An additional advantage of the vacuum etch technology system is that the spray manifold can be positioned laterally in the direction of travel. Conventional spray manifolds for the production of fine wire plates usually have nozzles that need to be positioned longitudinally along the direction of travel so that different spray pressures can exist at the edges and in the plate. The proper angle between the nozzle and the direction of travel is convenient for maintenance and requires less time for replacement, and this arrangement method can also perform simple electrical flow monitoring for each injection manifold individually. If irregularities occur, users can immediately identify which jet manifold is faulty, and then make adjustments directly without delay.
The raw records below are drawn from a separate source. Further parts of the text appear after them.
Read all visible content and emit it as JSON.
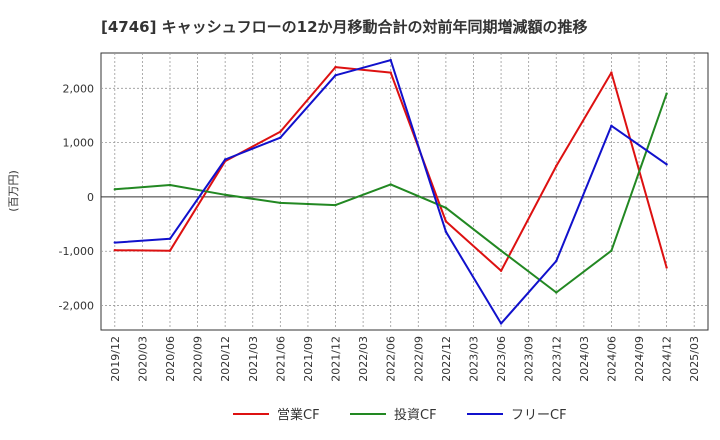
{
  "chart_data": {
    "type": "line",
    "title": "[4746]  キャッシュフローの12か月移動合計の対前年同期増減額の推移",
    "xlabel": "",
    "ylabel": "(百万円)",
    "ylim": [
      -2450,
      2650
    ],
    "yticks": [
      -2000,
      -1000,
      0,
      1000,
      2000
    ],
    "ytick_labels": [
      "-2,000",
      "-1,000",
      "0",
      "1,000",
      "2,000"
    ],
    "x": [
      "2019/12",
      "2020/03",
      "2020/06",
      "2020/09",
      "2020/12",
      "2021/03",
      "2021/06",
      "2021/09",
      "2021/12",
      "2022/03",
      "2022/06",
      "2022/09",
      "2022/12",
      "2023/03",
      "2023/06",
      "2023/09",
      "2023/12",
      "2024/03",
      "2024/06",
      "2024/09",
      "2024/12",
      "2025/03"
    ],
    "series": [
      {
        "name": "営業CF",
        "color": "#dd1111",
        "values": [
          -980,
          null,
          -990,
          null,
          660,
          null,
          1200,
          null,
          2390,
          null,
          2290,
          null,
          -450,
          null,
          -1360,
          null,
          570,
          null,
          2290,
          null,
          -1300,
          null
        ]
      },
      {
        "name": "投資CF",
        "color": "#228822",
        "values": [
          140,
          null,
          220,
          null,
          40,
          null,
          -110,
          null,
          -150,
          null,
          230,
          null,
          -200,
          null,
          -990,
          null,
          -1760,
          null,
          -990,
          null,
          1900,
          null
        ]
      },
      {
        "name": "フリーCF",
        "color": "#1111cc",
        "values": [
          -840,
          null,
          -770,
          null,
          690,
          null,
          1090,
          null,
          2240,
          null,
          2520,
          null,
          -640,
          null,
          -2330,
          null,
          -1180,
          null,
          1310,
          null,
          600,
          null
        ]
      }
    ],
    "grid": true,
    "legend": "bottom"
  }
}
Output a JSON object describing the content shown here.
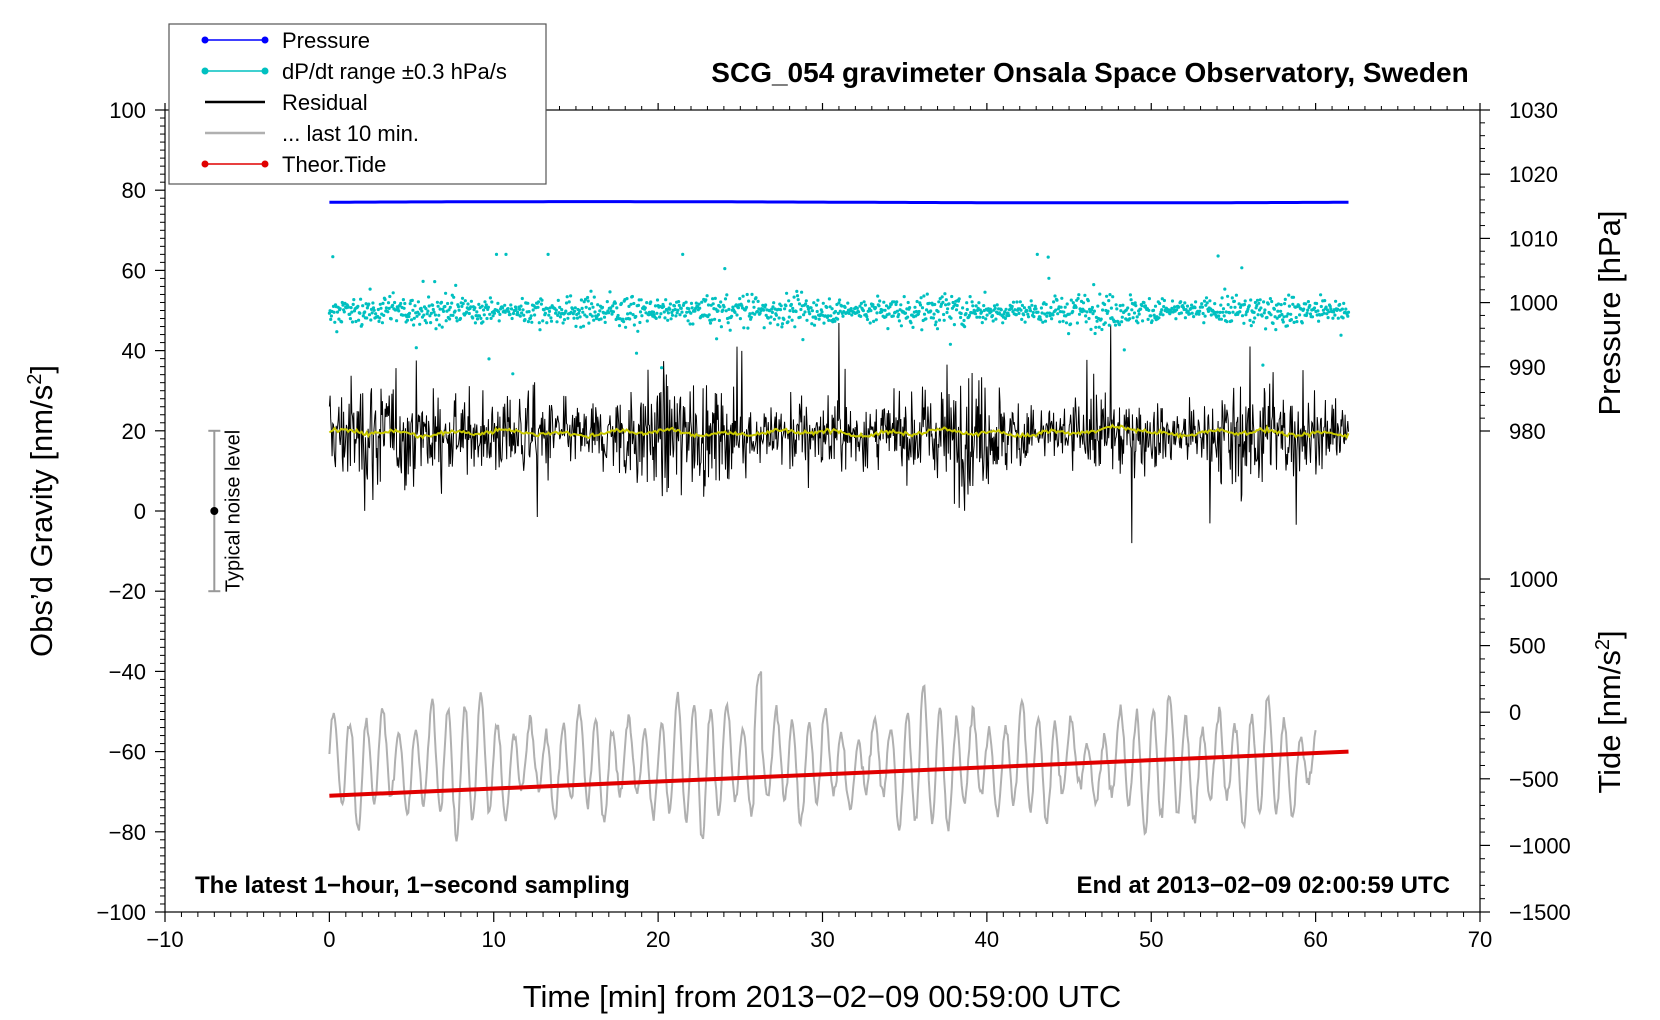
{
  "chart_data": {
    "type": "line",
    "title": "SCG_054 gravimeter Onsala Space Observatory, Sweden",
    "xlabel": "Time [min] from 2013−02−09 00:59:00 UTC",
    "ylabel_left": "Obs’d Gravity [nm/s",
    "ylabel_left_sup": "2",
    "ylabel_left_end": "]",
    "ylabel_right_top": "Pressure [hPa]",
    "ylabel_right_bottom": "Tide [nm/s",
    "ylabel_right_bottom_sup": "2",
    "ylabel_right_bottom_end": "]",
    "xlim": [
      -10,
      70
    ],
    "ylim_left": [
      -100,
      100
    ],
    "pressure_axis_range": [
      970,
      1030
    ],
    "tide_axis_range": [
      -1500,
      1000
    ],
    "x_ticks": [
      -10,
      0,
      10,
      20,
      30,
      40,
      50,
      60,
      70
    ],
    "x_tick_labels": [
      "−10",
      "0",
      "10",
      "20",
      "30",
      "40",
      "50",
      "60",
      "70"
    ],
    "y_ticks_left": [
      -100,
      -80,
      -60,
      -40,
      -20,
      0,
      20,
      40,
      60,
      80,
      100
    ],
    "y_tick_labels_left": [
      "−100",
      "−80",
      "−60",
      "−40",
      "−20",
      "0",
      "20",
      "40",
      "60",
      "80",
      "100"
    ],
    "pressure_ticks": [
      980,
      990,
      1000,
      1010,
      1020,
      1030
    ],
    "pressure_tick_labels": [
      "980",
      "990",
      "1000",
      "1010",
      "1020",
      "1030"
    ],
    "tide_ticks": [
      -1500,
      -1000,
      -500,
      0,
      500,
      1000
    ],
    "tide_tick_labels": [
      "−1500",
      "−1000",
      "−500",
      "0",
      "500",
      "1000"
    ],
    "legend": [
      {
        "label": "Pressure",
        "color": "#0000ff",
        "marker": true,
        "width": 1
      },
      {
        "label": "dP/dt range ±0.3 hPa/s",
        "color": "#00c0c0",
        "marker": true,
        "width": 1
      },
      {
        "label": "Residual",
        "color": "#000000",
        "marker": false,
        "width": 2
      },
      {
        "label": "... last 10 min.",
        "color": "#b0b0b0",
        "marker": false,
        "width": 2
      },
      {
        "label": "Theor.Tide",
        "color": "#e00000",
        "marker": true,
        "width": 1
      }
    ],
    "series": [
      {
        "name": "Pressure",
        "color": "#0000ff",
        "x_range": [
          0,
          62
        ],
        "approx_value_hPa": 1016.5,
        "approx_left_axis_value": 77
      },
      {
        "name": "dP/dt range ±0.3 hPa/s",
        "color": "#00c0c0",
        "x_range": [
          0,
          62
        ],
        "approx_center_left_axis": 50,
        "typical_spread": 3,
        "outlier_max": 64
      },
      {
        "name": "Residual",
        "color": "#000000",
        "x_range": [
          0,
          62
        ],
        "approx_center_left_axis": 19,
        "typical_range": [
          5,
          35
        ],
        "extremes": [
          -8,
          48
        ]
      },
      {
        "name": "Residual smoothed",
        "color": "#c8c800",
        "x_range": [
          0,
          62
        ],
        "approx_value_left_axis": 19.5
      },
      {
        "name": "... last 10 min.",
        "color": "#b0b0b0",
        "x_range": [
          0,
          60
        ],
        "approx_center_left_axis": -63,
        "typical_range": [
          -78,
          -50
        ],
        "extremes": [
          -86,
          -33
        ]
      },
      {
        "name": "Theor.Tide",
        "color": "#e00000",
        "x": [
          0,
          62
        ],
        "y_left_axis": [
          -71,
          -60
        ],
        "y_tide_nm_s2": [
          -630,
          -285
        ]
      }
    ],
    "noise_bar": {
      "label": "Typical noise level",
      "x": -7,
      "center": 0,
      "range": [
        -20,
        20
      ]
    },
    "annotations": {
      "bottom_left": "The latest 1−hour, 1−second sampling",
      "bottom_right": "End at 2013−02−09 02:00:59 UTC"
    }
  }
}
Vacuum etching technology has great potential in the future, because this process is particularly suitable for the production of thin wires and ultra-fine wire structure boards. Preliminary testing of conductive patterns below 50 microns yields promising results. Further evaluation of the ability to produce thick copper plate lines using vacuum etching technology is underway, and all current data indicate good results. It is particularly noteworthy that not only traditional copper chloride was used as the etching medium, but also iron (III) chloride, which is currently commonly used in Asia, was used as the etching medium. Although it takes a long time to use this etching medium, the effect is better when the conductor profile is steep and straight, and it undoubtedly provides an alternative to the process that has been accepted as a standard, especially for special Production of fine lines.

If required, the vacuum etching line can be installed with environmentally friendly regeneration system: According to the technology developed by HUMLEITEC, hydrogen peroxide is no longer used, and oxygen in the air is used, that is, the copper chloride solution is reoxidized without adding additional pure oxygen. In long-term practical applications, systems using this technology have proven successful and the investment costs can be quickly recovered.